Background: The historic approach to aesthetic skull augmentations was with the use of bone cements. While still available today they have largely been replaced by custom skull implants in my practice due to their preoperative designs, superior augmentation effects and the ability to have them placed through small scalp incisions.
The only exception to the smaller incision scalp placement concept was with the use of PMMA bone cements. Their putty like physical characteristics after mixing and resistance to the influence of fluids make its insertion through small scalp incisions possible in properly selected patients. Once introduced into the created subperiosteal pocket they can be externally shaped by external molding of the overlying scalp. This is a blind procedure in that the shape of the material as it is being molded before it is set can only be assessed through the thickness of the overlying scalp.
Such blind placement techniques of PMMA bone cements for skull augmentation are not perfect. It is not rare that what is thought to be perfectly smooth during placement will reveal after the swelling has subsided and the scalp has finally contracted down around the implant material that imperfections can be seen/felt. This is mot commonly seen at the material edges with either a step off oran inadequate contour extension.
Case Study: This male had a prior history of a PMMA bone cement skull augmentation for an occipital plagiocephaly for a flattening on one side often back of his head. Through a 4 cm scalp incision 60 grams of PMMA bone cement was introduced and shaped. Years later he came back with the desire to correct an anterior edge of the material along the right parietal-temporal area.
Through his existing small scalp scar the edge of the PMMA material was exposed. A template of the contour defect was used to fashion an exact implant design from a 2mm sheet of ePTFE.
The ePTFE sheet was introduced through the scalp incision and positioned per the outlined area on the scalp. The incision was closed with resorbable sutures. The procedure was preformed under local anesthesia and IV sedation.
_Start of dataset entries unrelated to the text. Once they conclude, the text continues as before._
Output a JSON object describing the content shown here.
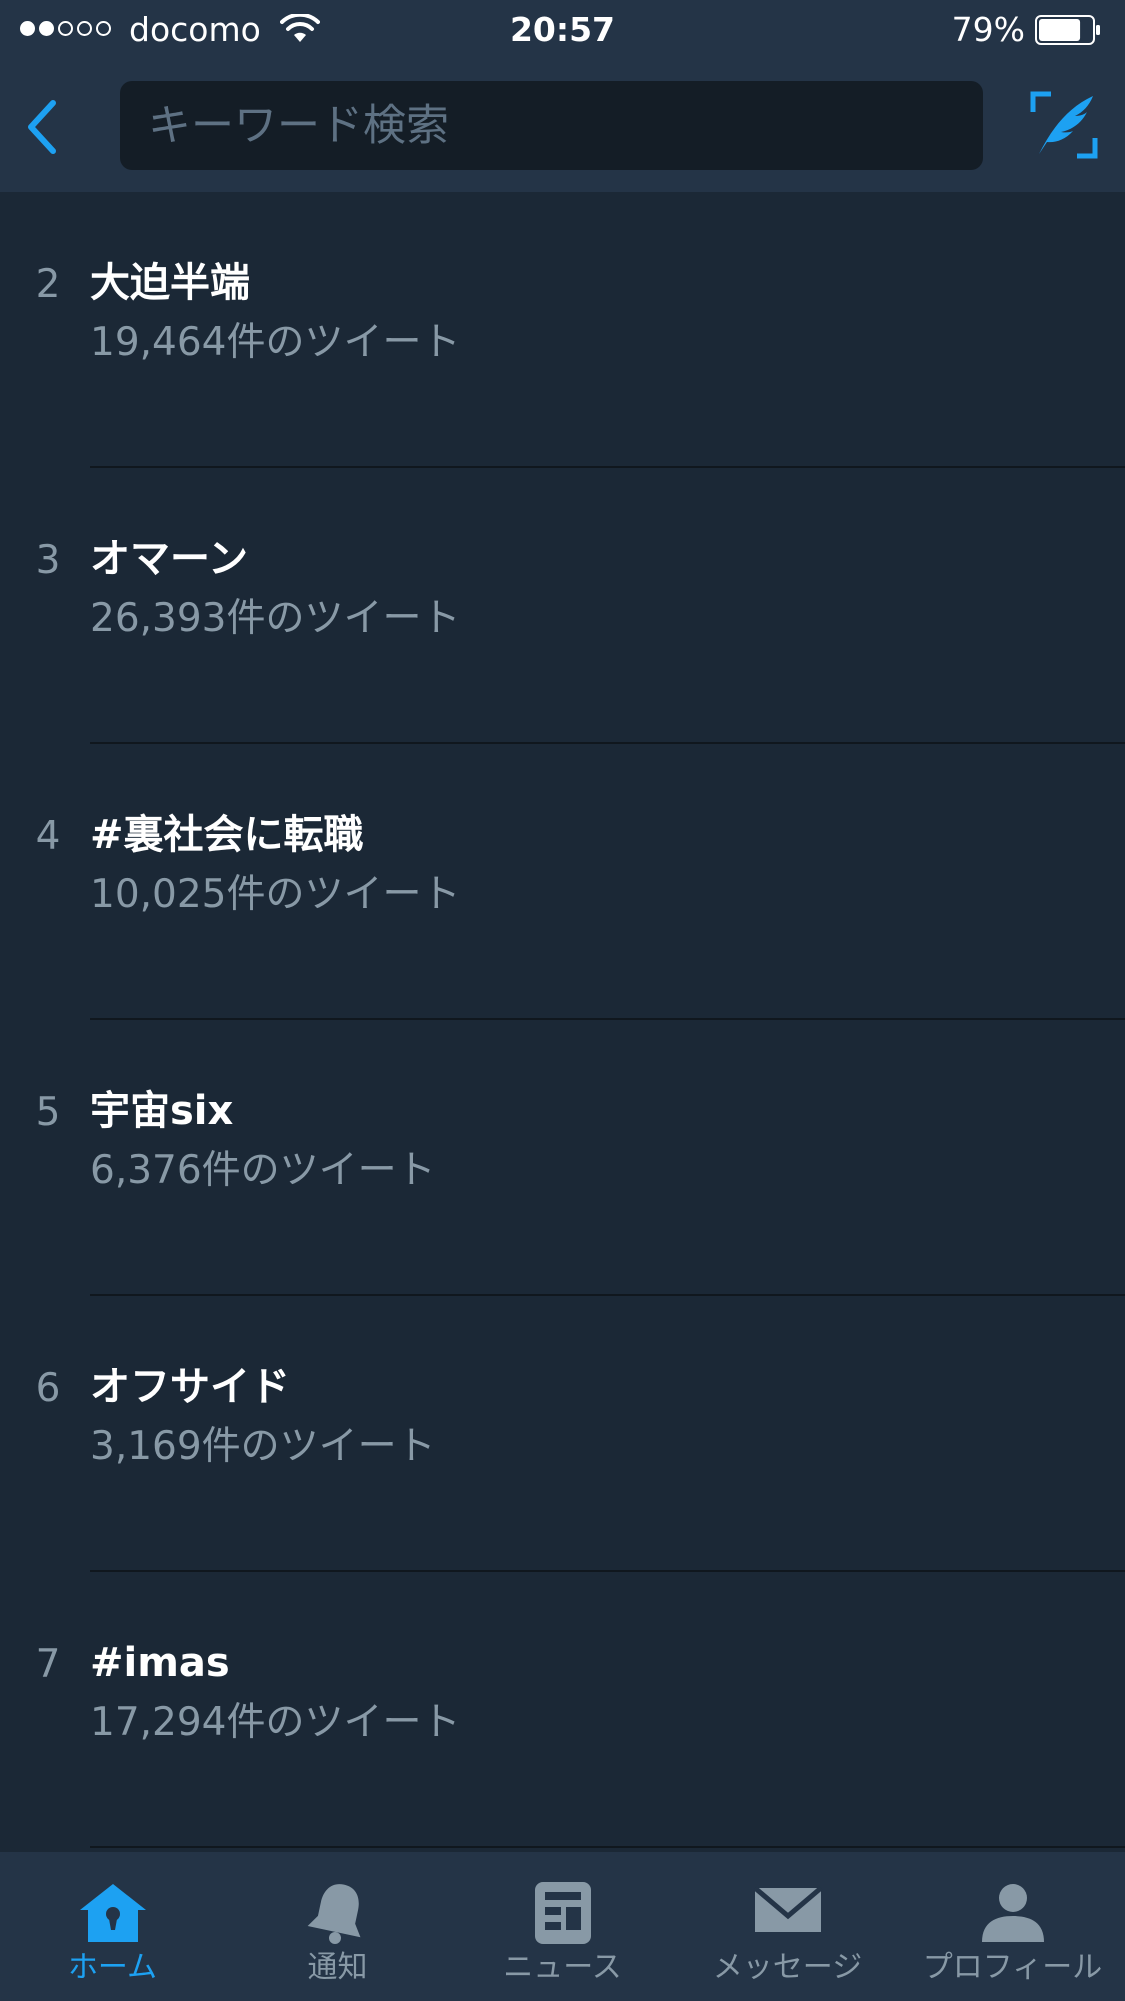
{
  "status_bar": {
    "signal_filled": 2,
    "signal_total": 5,
    "carrier": "docomo",
    "time": "20:57",
    "battery_percent": "79%",
    "battery_level": 0.79
  },
  "nav": {
    "back_icon": "chevron-left-icon",
    "search_placeholder": "キーワード検索",
    "search_value": "",
    "compose_icon": "compose-quill-icon"
  },
  "trends": [
    {
      "rank": "2",
      "name": "大迫半端",
      "count": "19,464件のツイート"
    },
    {
      "rank": "3",
      "name": "オマーン",
      "count": "26,393件のツイート"
    },
    {
      "rank": "4",
      "name": "#裏社会に転職",
      "count": "10,025件のツイート"
    },
    {
      "rank": "5",
      "name": "宇宙six",
      "count": "6,376件のツイート"
    },
    {
      "rank": "6",
      "name": "オフサイド",
      "count": "3,169件のツイート"
    },
    {
      "rank": "7",
      "name": "#imas",
      "count": "17,294件のツイート"
    }
  ],
  "tabs": [
    {
      "label": "ホーム",
      "icon": "home-icon",
      "active": true
    },
    {
      "label": "通知",
      "icon": "bell-icon",
      "active": false
    },
    {
      "label": "ニュース",
      "icon": "news-icon",
      "active": false
    },
    {
      "label": "メッセージ",
      "icon": "envelope-icon",
      "active": false
    },
    {
      "label": "プロフィール",
      "icon": "person-icon",
      "active": false
    }
  ],
  "colors": {
    "accent": "#1da1f2",
    "background": "#1b2836",
    "bar_background": "#243447",
    "secondary_text": "#8899a6"
  }
}
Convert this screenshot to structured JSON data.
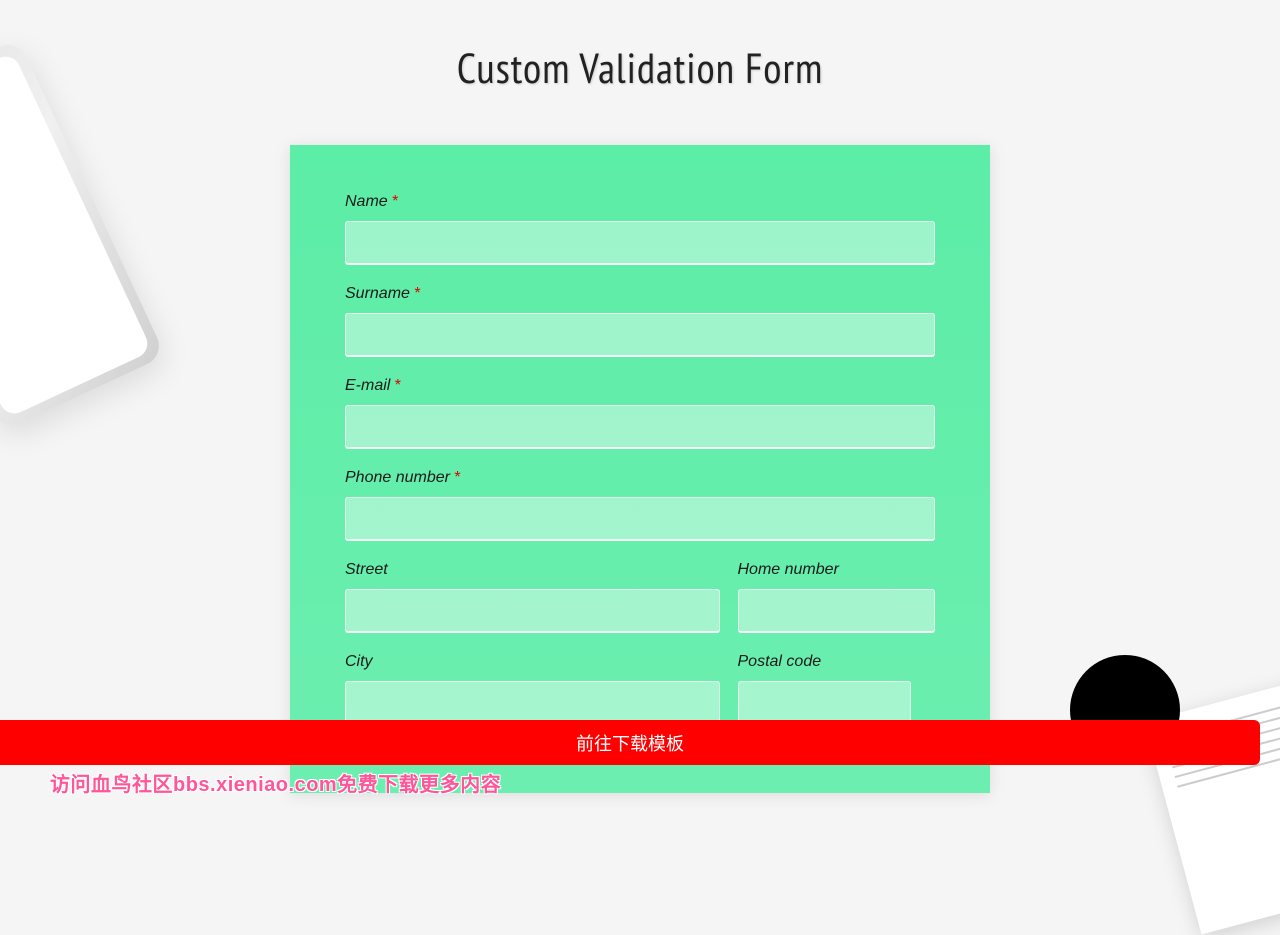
{
  "page": {
    "title": "Custom Validation Form"
  },
  "form": {
    "fields": {
      "name": {
        "label": "Name",
        "required": "*",
        "value": ""
      },
      "surname": {
        "label": "Surname",
        "required": "*",
        "value": ""
      },
      "email": {
        "label": "E-mail",
        "required": "*",
        "value": ""
      },
      "phone": {
        "label": "Phone number",
        "required": "*",
        "value": ""
      },
      "street": {
        "label": "Street",
        "value": ""
      },
      "home_number": {
        "label": "Home number",
        "value": ""
      },
      "city": {
        "label": "City",
        "value": ""
      },
      "postal_code": {
        "label": "Postal code",
        "value": ""
      }
    }
  },
  "download_bar": {
    "label": "前往下载模板"
  },
  "watermark": {
    "text": "访问血鸟社区bbs.xieniao.com免费下载更多内容"
  }
}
ePTFE, historically known as Goretex, is a well established facial implant material with a long track history of implantation. Its microfibrillar surface allows for soft tissue attachments which is only slightly less adherent than porous polyethylene. (Medpor) Its availability in sheets make it useful for select skull contouring issues particularly supplementing existing augmentations with edge issues or the need for minor contour additions. It is a material which is flexible but stiff enough in 2mms thicknesses that it can be inserted and slide into place with a low risk of bending or folding when done with care. It is even useful for minor skull augmentations when larger custom made implants are an excessive solution for the magnitude of the contour problem.
1) Bone cement skull augmentations through limited scalp incisions have a risk of an edge deficiency and contour deficiency.
2) The correction of bone cement skull augmentation edge deficiency requires the addition of additional material to extend and smooth out the material contour.
3) ePTFE sheeting offers one material that can be inserted and onlayed through small scalp incisions to correct bone cement irregularities.